Toward Automatic Task Design: A Progress Report
Eric Huang (Harvard University)
Haoqi Zhang (Harvard University) ****
David C. Parkes (Harvard University)
Krzysztof Z. Gajos (Harvard University)
Yiling Chen (Harvard University)

The final talk of the workshop focused on optimizing task design, an area that I see as having significant potential for follow-up work. The basic question asked is: How should we design optimally a task for crowdsourcing, given a set of constraints? What will generate best quality? What design aspects will improve speed? In a sense, how can we start moving crowdsourcing from an ad-hoc execution, into a mode in which we specify the task, and a black box optimizer selects all the appropriate aspects of the design for us. The paper gave some first results on predicting the quality and quantity of tags assigned to an image and showed that designs that are predicted to be optimal before execution indeed perform much better than designs that are suboptimal.

12:00noon, Concluding Remarks


Yours truly, at the end, was assigned with the task of coming up with conclusions and describing the overall themes. I think the keyword is this workshop was "Design". Design for individual tasks (either games or MTurk HITs), and design of processes in handling such crowdsources tasks in marketplaces. One theme that I would have liked to see more is incentive designs to motivate people to participate and contribute. But I was very happy overall.

After the concluding remarks there was some discussion of quality control and examining the robustness of crowdsourcing systems to manipulation attacks. While we have no definite answers on how to guarantee protection from coordinated attacks in the absence of ground truth, in the current settings we rarely see extensive collusion and coordination across attackers. Most of the current spammers are there to make an easy buck, and not to spend extensive amounts of time trying to scam pennies. (There are better targets for that.)

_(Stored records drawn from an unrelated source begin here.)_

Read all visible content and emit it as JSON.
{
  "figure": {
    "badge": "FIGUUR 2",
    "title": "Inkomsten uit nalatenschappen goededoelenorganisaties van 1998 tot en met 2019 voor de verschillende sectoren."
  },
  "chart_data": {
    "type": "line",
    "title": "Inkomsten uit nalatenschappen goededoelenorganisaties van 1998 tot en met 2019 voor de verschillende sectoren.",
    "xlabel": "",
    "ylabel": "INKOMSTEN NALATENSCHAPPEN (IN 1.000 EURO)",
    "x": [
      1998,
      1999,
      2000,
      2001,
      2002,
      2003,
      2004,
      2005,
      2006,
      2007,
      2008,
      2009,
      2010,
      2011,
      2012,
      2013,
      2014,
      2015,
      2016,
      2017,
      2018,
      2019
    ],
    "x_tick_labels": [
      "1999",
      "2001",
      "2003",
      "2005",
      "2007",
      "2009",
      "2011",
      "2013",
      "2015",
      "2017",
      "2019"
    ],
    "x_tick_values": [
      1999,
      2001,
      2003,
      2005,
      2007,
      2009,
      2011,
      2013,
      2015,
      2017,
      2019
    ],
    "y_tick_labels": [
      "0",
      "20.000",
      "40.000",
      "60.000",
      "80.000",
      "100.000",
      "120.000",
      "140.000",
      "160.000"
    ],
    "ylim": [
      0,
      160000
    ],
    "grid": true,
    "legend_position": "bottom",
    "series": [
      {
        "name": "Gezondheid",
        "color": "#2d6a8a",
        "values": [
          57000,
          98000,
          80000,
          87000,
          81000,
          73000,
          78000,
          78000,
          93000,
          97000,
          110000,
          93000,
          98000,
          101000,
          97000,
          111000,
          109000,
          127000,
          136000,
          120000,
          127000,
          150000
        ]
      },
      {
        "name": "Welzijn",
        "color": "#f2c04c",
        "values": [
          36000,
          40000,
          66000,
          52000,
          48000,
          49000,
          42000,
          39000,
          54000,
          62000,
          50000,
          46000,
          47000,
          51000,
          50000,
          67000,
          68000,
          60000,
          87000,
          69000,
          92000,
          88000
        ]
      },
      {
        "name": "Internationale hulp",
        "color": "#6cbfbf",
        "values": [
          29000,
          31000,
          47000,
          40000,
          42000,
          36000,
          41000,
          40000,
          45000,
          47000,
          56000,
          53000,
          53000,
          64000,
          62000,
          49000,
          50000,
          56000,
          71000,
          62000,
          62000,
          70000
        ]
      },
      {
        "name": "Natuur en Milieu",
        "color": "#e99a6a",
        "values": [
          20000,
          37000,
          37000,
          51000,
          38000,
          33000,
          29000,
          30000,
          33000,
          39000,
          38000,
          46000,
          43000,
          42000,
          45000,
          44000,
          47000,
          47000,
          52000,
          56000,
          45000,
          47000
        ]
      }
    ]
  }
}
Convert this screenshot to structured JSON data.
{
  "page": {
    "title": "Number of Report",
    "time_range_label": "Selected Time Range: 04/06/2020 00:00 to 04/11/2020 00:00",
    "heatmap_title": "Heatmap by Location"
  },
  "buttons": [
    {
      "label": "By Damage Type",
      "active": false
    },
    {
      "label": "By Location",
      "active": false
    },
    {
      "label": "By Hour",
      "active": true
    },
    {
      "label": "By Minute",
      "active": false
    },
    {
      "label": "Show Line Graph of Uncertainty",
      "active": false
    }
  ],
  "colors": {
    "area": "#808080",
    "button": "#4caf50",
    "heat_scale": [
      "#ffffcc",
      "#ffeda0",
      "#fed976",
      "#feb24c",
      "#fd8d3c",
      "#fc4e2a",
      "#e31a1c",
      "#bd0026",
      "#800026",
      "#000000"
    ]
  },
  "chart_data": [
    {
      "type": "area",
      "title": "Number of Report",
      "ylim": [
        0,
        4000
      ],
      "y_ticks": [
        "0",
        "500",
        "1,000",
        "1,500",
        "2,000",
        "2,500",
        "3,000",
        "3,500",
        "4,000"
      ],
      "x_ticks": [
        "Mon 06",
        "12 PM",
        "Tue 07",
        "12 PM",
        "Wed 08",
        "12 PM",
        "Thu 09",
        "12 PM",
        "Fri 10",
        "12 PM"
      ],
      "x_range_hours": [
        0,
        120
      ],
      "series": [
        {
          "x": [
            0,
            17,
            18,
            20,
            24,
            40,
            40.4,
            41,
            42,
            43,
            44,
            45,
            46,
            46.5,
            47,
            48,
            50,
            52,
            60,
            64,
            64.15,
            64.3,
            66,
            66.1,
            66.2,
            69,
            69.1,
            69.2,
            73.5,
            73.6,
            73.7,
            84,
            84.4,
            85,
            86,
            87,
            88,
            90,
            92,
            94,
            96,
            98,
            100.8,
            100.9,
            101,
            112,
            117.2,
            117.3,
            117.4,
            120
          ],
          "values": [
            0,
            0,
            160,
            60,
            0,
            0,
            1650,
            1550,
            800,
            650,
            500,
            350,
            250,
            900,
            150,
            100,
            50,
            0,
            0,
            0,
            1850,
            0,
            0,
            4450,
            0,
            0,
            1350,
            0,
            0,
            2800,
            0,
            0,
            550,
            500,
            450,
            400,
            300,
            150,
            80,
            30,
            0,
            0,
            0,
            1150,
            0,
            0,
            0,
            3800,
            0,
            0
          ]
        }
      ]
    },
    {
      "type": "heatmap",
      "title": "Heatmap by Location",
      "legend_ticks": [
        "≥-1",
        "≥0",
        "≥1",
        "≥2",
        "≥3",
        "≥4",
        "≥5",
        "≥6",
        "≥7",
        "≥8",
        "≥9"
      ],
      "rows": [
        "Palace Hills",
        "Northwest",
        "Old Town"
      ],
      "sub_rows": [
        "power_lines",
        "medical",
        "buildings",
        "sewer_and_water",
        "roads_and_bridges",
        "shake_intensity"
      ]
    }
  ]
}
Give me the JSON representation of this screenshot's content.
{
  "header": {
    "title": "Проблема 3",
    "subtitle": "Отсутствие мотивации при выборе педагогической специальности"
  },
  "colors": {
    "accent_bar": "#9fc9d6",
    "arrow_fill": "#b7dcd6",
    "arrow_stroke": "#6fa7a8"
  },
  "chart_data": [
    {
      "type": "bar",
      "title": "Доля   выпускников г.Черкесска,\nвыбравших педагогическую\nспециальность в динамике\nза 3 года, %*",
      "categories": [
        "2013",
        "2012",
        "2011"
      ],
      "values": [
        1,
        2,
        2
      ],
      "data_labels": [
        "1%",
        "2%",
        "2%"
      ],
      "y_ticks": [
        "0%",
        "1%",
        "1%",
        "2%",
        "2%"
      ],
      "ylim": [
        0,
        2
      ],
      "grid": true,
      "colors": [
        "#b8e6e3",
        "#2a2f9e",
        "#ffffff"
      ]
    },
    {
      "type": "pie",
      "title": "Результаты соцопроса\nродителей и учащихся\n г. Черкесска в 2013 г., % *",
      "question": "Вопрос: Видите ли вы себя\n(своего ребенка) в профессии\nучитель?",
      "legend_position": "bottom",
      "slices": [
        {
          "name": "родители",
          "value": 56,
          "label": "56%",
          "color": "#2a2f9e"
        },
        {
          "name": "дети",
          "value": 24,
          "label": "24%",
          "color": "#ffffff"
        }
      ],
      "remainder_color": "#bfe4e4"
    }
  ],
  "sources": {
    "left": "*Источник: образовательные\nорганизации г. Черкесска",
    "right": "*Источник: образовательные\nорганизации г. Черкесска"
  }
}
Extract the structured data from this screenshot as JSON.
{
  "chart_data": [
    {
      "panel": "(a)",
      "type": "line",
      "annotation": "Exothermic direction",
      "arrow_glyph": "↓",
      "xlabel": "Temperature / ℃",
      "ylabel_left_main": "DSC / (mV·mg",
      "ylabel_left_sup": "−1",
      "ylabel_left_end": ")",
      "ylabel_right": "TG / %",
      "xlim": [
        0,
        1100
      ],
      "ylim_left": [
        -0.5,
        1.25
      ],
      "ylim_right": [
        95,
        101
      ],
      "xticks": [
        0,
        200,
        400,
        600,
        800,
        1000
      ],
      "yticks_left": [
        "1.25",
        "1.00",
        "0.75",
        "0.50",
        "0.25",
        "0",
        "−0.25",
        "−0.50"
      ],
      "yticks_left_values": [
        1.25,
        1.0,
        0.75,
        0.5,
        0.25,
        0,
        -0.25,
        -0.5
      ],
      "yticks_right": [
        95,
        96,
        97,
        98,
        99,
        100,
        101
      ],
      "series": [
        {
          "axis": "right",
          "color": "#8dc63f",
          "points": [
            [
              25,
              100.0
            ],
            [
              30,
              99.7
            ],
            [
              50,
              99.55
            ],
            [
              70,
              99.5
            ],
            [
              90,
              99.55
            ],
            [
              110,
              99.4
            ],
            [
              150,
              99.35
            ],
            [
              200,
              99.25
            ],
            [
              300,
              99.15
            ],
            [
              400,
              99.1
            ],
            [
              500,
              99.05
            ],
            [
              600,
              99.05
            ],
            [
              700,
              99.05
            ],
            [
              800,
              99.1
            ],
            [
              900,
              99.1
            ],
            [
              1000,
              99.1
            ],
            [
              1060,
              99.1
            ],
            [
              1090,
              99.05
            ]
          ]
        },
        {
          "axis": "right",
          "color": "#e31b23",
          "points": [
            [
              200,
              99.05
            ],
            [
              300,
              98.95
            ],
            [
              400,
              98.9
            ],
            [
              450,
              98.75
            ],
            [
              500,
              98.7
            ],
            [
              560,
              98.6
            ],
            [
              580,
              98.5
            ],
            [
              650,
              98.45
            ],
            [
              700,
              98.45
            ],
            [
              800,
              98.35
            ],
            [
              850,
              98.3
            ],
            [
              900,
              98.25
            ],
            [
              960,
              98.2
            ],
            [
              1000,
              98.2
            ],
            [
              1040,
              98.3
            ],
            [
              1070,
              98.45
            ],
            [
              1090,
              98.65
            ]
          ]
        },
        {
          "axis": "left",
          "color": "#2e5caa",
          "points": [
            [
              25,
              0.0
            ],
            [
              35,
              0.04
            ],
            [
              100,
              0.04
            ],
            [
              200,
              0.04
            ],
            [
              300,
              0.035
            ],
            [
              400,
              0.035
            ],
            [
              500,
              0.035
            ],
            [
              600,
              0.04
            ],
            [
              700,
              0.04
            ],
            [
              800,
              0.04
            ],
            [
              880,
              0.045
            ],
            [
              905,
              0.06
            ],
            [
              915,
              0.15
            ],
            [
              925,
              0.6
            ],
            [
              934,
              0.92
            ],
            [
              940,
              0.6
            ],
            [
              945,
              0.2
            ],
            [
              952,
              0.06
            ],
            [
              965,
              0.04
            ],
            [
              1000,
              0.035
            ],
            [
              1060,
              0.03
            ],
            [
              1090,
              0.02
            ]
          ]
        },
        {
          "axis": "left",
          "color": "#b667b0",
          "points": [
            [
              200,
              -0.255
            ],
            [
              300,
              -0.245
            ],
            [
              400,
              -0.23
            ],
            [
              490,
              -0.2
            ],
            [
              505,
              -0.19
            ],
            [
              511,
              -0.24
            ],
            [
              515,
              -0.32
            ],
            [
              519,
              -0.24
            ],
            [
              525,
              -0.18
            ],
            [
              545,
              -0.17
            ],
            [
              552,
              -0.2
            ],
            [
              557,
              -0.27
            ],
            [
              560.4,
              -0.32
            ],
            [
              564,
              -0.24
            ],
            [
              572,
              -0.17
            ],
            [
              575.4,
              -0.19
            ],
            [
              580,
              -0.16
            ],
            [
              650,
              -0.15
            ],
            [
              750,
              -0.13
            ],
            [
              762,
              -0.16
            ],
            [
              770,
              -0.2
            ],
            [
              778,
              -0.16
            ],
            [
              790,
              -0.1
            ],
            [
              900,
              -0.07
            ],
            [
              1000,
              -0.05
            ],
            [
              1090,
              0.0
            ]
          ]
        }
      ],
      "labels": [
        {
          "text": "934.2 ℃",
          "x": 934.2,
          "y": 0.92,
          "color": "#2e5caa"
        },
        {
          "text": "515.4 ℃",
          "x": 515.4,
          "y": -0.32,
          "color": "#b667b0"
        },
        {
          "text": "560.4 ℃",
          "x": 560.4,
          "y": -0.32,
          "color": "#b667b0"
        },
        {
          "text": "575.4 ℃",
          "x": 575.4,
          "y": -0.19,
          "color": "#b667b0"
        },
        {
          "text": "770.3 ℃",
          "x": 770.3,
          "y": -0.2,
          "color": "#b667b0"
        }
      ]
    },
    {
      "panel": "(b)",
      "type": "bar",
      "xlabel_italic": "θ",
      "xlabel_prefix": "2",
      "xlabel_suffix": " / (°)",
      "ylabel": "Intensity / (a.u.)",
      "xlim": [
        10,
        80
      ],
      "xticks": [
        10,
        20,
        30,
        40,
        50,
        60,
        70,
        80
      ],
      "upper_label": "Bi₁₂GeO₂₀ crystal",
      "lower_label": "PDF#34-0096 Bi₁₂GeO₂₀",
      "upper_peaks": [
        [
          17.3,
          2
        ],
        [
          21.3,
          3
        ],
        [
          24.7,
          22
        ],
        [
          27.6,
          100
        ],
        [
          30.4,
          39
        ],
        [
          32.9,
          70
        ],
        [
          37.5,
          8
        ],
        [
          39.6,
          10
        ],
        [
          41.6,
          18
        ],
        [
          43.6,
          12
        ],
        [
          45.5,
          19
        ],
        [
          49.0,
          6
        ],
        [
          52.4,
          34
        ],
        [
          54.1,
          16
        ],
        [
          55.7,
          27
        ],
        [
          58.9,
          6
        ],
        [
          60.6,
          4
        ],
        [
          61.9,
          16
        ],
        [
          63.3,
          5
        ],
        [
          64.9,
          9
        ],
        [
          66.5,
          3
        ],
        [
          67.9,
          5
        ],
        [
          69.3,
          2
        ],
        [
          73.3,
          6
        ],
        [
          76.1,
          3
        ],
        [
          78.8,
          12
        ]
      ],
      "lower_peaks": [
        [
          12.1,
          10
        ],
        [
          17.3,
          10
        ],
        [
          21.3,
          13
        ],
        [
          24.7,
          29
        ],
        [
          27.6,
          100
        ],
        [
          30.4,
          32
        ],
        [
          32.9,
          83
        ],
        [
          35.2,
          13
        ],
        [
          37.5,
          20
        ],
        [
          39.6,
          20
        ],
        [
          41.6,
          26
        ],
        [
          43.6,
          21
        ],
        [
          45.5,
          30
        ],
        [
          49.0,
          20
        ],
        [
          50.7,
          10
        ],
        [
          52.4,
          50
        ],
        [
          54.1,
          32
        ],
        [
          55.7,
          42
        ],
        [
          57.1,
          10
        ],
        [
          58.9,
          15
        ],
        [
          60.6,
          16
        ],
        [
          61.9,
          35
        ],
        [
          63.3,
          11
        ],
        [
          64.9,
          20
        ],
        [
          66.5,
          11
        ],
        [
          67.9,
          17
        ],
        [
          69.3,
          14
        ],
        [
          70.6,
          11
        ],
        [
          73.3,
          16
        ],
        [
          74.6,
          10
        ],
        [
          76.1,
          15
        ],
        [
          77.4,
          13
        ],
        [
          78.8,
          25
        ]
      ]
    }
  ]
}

Of course, having ground truth for verification of answers and for worker evaluation can help significantly in that respect: Luis von Ahn mentioned the attack on reCAPTCHA from the 4chan clan, which randomly entered the word "penis" as one of the two words, hoping to fill in the digitizations of books with the word "penis". (Given that they were failing in 50% of the attempts, it was easy to isolate them and remove their entries.)

The problem of handling a completely anonymous crowd, without any ground truth knowledge, and getting good results is hard to solve. Perhaps some security people will need to take a look and examine the theoretical guarantees.